You could bathe at home, if you were rich, but you would miss out on a lot of social life if you did. Actually, it was at an earlier time that Romans had private baths (lavatrinae) in the house. The public bath was an idea borrowed, like so many others, from the Greeks. Although it was the mother of the emperor Augustus who started the fashion for the nobility of attending public bath houses, in truth and in fact everyone went.
There were different kinds of public baths, but in general they were well-lighted, with large windows, and became more and more elegant. Many were free, for the poor, but the charge at most baths was only the smallest coin (although women paid twice as much as men). Some had separate chambers for men and women, some had separate hours, and there were some baths where everyone bathed together. This was not considered respectable, even though people wore garments like swimsuits (unless they and the establishment were REALLY of questionable character). Women could be attended in the bath by male slaves and massaged by them afterwards.
Generally, you went to the baths after the midday meal and siesta around 2 or 3 p.m. So Trimalchio and his friends are going much later (just before dinner), trying no doubt to sober up.
When you went to the baths, first you entered a waiting room. Next there was a changing room, with shelves. Then you entered the tepidarium, or warm room, which was also equipped with shelves to hold towels, oil, and the strigil. After the warm room, logically, you went into the hot room (caldarium), which was kept at a lower temperature for the women.

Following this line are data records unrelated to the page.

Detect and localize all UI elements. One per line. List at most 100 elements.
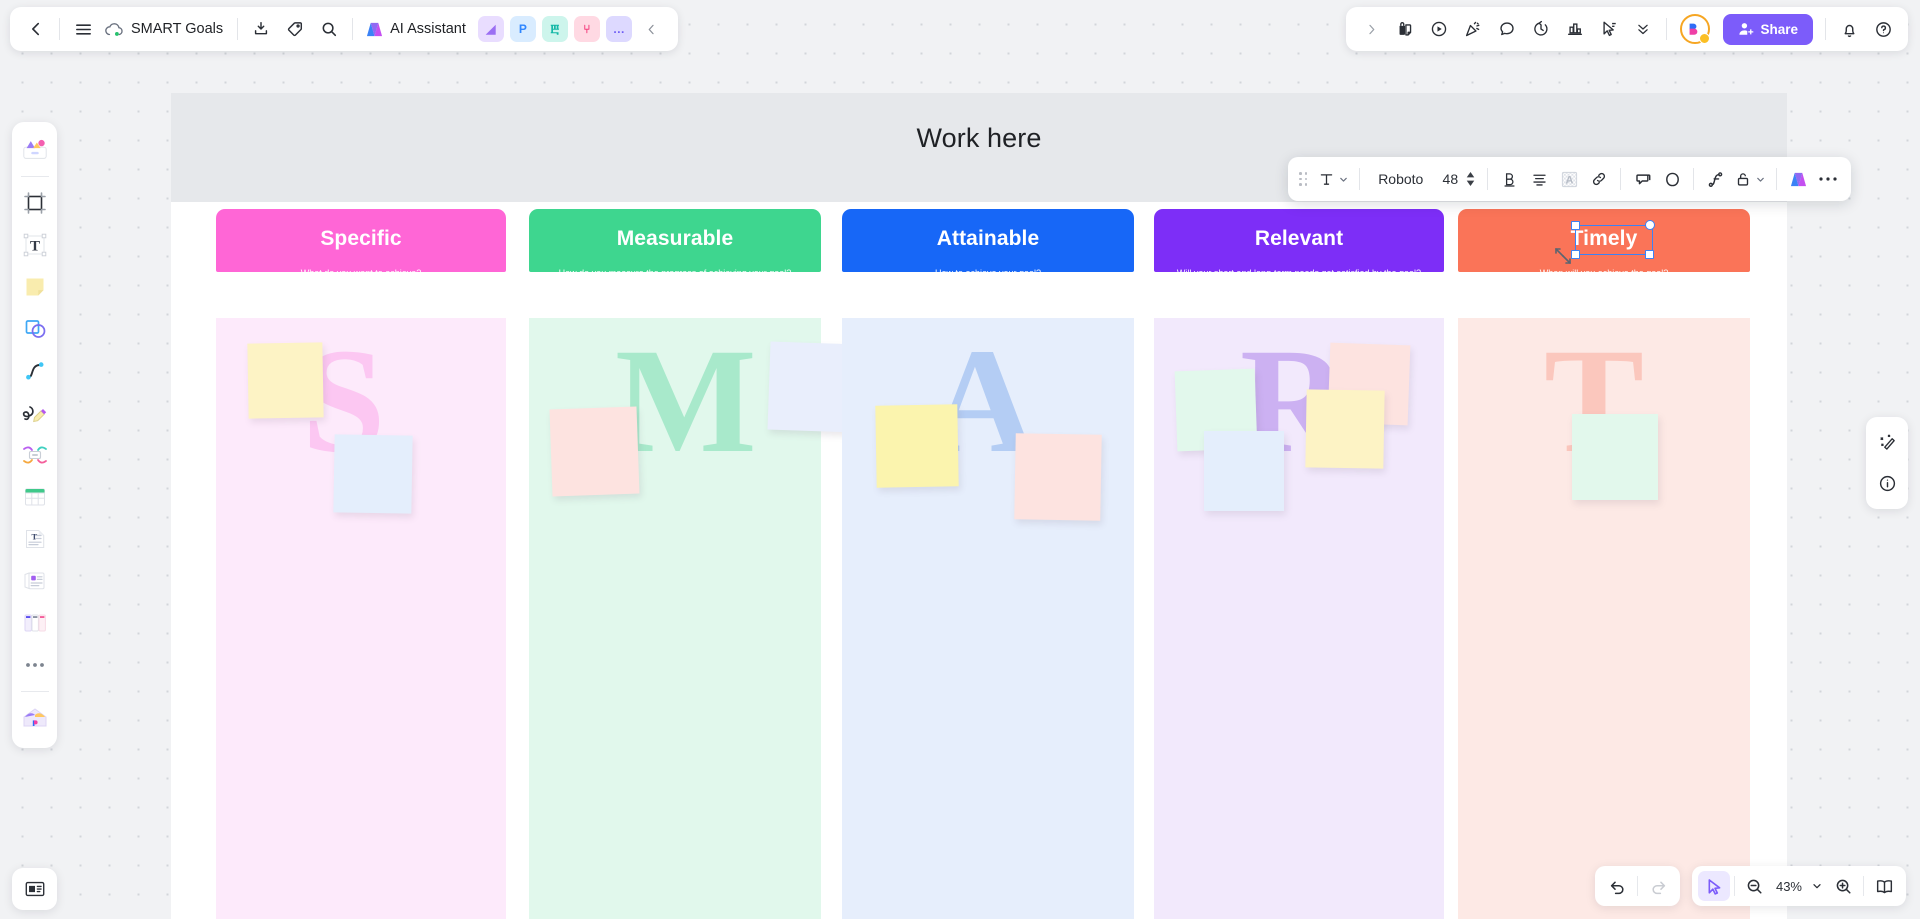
sticky-note[interactable] <box>1204 431 1284 511</box>
pen-tool[interactable] <box>16 394 54 432</box>
sticky-note[interactable] <box>1572 414 1658 500</box>
select-tool-button[interactable] <box>1697 871 1730 901</box>
text-style-button[interactable] <box>1314 164 1353 194</box>
comment-bubble-icon[interactable] <box>1490 12 1524 46</box>
mindmap-icon[interactable]: Ⰱ <box>541 16 568 42</box>
toolbar-drag-handle[interactable] <box>1296 172 1314 186</box>
column-subtitle-relevant[interactable]: Will your short and long-term needs get … <box>1167 268 1431 272</box>
column-body-attainable[interactable]: A <box>842 318 1134 919</box>
font-size-value[interactable]: 48 <box>1435 164 1465 194</box>
document-tool[interactable]: T <box>16 520 54 558</box>
zoom-in-button[interactable] <box>1827 871 1859 901</box>
share-button[interactable]: Share <box>1723 13 1813 45</box>
undo-button[interactable] <box>1601 871 1633 901</box>
column-title-measurable[interactable]: Measurable <box>617 227 734 254</box>
text-color-button[interactable]: A <box>1554 164 1584 194</box>
connect-button[interactable] <box>1700 164 1730 194</box>
flowchart-icon[interactable]: ⑂ <box>573 16 600 42</box>
comment-button[interactable] <box>1627 164 1657 194</box>
zoom-level-value[interactable]: 43% <box>1771 879 1807 894</box>
notification-bell-icon[interactable] <box>1832 12 1866 46</box>
selection-handle-bottom-right[interactable] <box>1645 250 1654 259</box>
connector-tool[interactable] <box>16 352 54 390</box>
sticky-note[interactable] <box>1305 389 1385 469</box>
font-size-stepper[interactable] <box>1465 172 1481 186</box>
cloud-sync-icon <box>104 22 124 37</box>
resources-tool[interactable] <box>16 699 54 737</box>
sticky-note[interactable] <box>549 406 640 497</box>
column-subtitle-attainable[interactable]: How to achieve your goal? <box>925 268 1051 272</box>
vote-chart-icon[interactable] <box>1558 12 1592 46</box>
redo-button[interactable] <box>1642 871 1674 901</box>
ai-button[interactable] <box>1783 164 1813 194</box>
celebrate-icon[interactable] <box>1456 12 1490 46</box>
column-title-attainable[interactable]: Attainable <box>937 227 1040 254</box>
presentation-mode-button[interactable] <box>12 868 57 910</box>
column-body-relevant[interactable]: R <box>1154 318 1444 919</box>
tag-icon[interactable] <box>278 12 312 46</box>
hamburger-menu-icon[interactable] <box>66 12 100 46</box>
boardmix-whiteboard-app: Work here Specific What do you want to ac… <box>0 0 1920 919</box>
sticky-note[interactable] <box>875 404 959 488</box>
back-button[interactable] <box>19 12 53 46</box>
more-button[interactable] <box>1813 164 1843 194</box>
shape-button[interactable] <box>1657 164 1687 194</box>
play-circle-icon[interactable] <box>1422 12 1456 46</box>
column-body-specific[interactable]: S <box>216 318 506 919</box>
search-icon[interactable] <box>312 12 346 46</box>
text-tool[interactable]: T <box>16 226 54 264</box>
presentation-icon[interactable]: P <box>509 16 536 42</box>
column-header-measurable[interactable]: Measurable How do you measure the progres… <box>529 209 821 272</box>
column-header-attainable[interactable]: Attainable How to achieve your goal? <box>842 209 1134 272</box>
lock-note-icon[interactable] <box>1388 12 1422 46</box>
card-tool[interactable] <box>16 562 54 600</box>
more-tools[interactable] <box>16 646 54 684</box>
column-title-relevant[interactable]: Relevant <box>1255 227 1343 254</box>
comment-icon[interactable]: … <box>605 16 632 42</box>
kanban-tool[interactable] <box>16 604 54 642</box>
shape-tool[interactable] <box>16 310 54 348</box>
document-title-group[interactable]: SMART Goals <box>100 21 231 37</box>
pages-button[interactable] <box>1868 871 1900 901</box>
link-button[interactable] <box>1584 164 1614 194</box>
zoom-dropdown-button[interactable] <box>1807 871 1827 901</box>
column-header-specific[interactable]: Specific What do you want to achieve? <box>216 209 506 272</box>
cursor-flag-icon[interactable] <box>1592 12 1626 46</box>
boardmix-avatar[interactable] <box>1680 14 1711 44</box>
info-circle-icon[interactable] <box>1870 465 1904 501</box>
column-header-relevant[interactable]: Relevant Will your short and long-term ne… <box>1154 209 1444 272</box>
templates-tool[interactable] <box>16 131 54 169</box>
lock-button[interactable] <box>1730 164 1770 194</box>
align-button[interactable] <box>1524 164 1554 194</box>
zoom-out-button[interactable] <box>1739 871 1771 901</box>
selection-handle-top-right[interactable] <box>1645 220 1655 230</box>
column-subtitle-timely[interactable]: When will you achieve the goal? <box>1530 268 1679 272</box>
magic-wand-icon[interactable] <box>1870 425 1904 461</box>
table-tool[interactable] <box>16 478 54 516</box>
help-circle-icon[interactable] <box>1866 12 1900 46</box>
column-body-timely[interactable]: T <box>1458 318 1750 919</box>
sticky-note[interactable] <box>1014 433 1102 521</box>
collapse-apps-icon[interactable] <box>635 12 669 46</box>
undo-redo-group <box>1595 866 1680 906</box>
frame-title[interactable]: Work here <box>171 123 1787 154</box>
expand-toolbar-icon[interactable] <box>1354 12 1388 46</box>
font-family-select[interactable]: Roboto <box>1366 164 1435 194</box>
selection-handle-top-left[interactable] <box>1571 221 1580 230</box>
sticky-note-tool[interactable] <box>16 268 54 306</box>
selection-box-timely[interactable] <box>1575 225 1653 255</box>
sticky-note[interactable] <box>333 434 413 514</box>
frame-tool[interactable] <box>16 184 54 222</box>
relation-tool[interactable] <box>16 436 54 474</box>
timer-icon[interactable] <box>1524 12 1558 46</box>
ai-assistant-button[interactable]: AI Assistant <box>359 12 475 46</box>
column-body-measurable[interactable]: M <box>529 318 859 919</box>
import-icon[interactable] <box>244 12 278 46</box>
chevron-double-down-icon[interactable] <box>1626 12 1660 46</box>
column-subtitle-measurable[interactable]: How do you measure the progress of achie… <box>549 268 802 272</box>
bold-button[interactable] <box>1494 164 1524 194</box>
sticky-note[interactable] <box>247 342 324 419</box>
column-subtitle-specific[interactable]: What do you want to achieve? <box>291 268 432 272</box>
column-title-specific[interactable]: Specific <box>320 227 401 254</box>
ai-image-icon[interactable]: ◢ <box>477 16 504 42</box>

In the caldarium, there was a tank of water for bathing and a fountain for your hands and face. First you soaked, then you were rubbed with oil (by yourself or a slave), and then the oil and dirt were scraped off with a strigil. (There was no soap.) Then you went back to the tepidarium, and after that to the cold plunge (frigidarium). Then you toweled off and returned through the tepidarium to the changing room.
But there was much more to the baths than simply getting clean, or even keeping cool in the Mediterranean climate. Men's baths had places to exercise, and women's baths had beauty parlors. There were cafés nearby for both sexes. The public baths were luxurious recreation centers, including gymnasia, libraries, gardens, art galleries, covered walks, terraces, and shops. Under the emperor Nero, there were nearly 1,000 baths in Rome. Seneca lived over a small bath house and complained of the noise.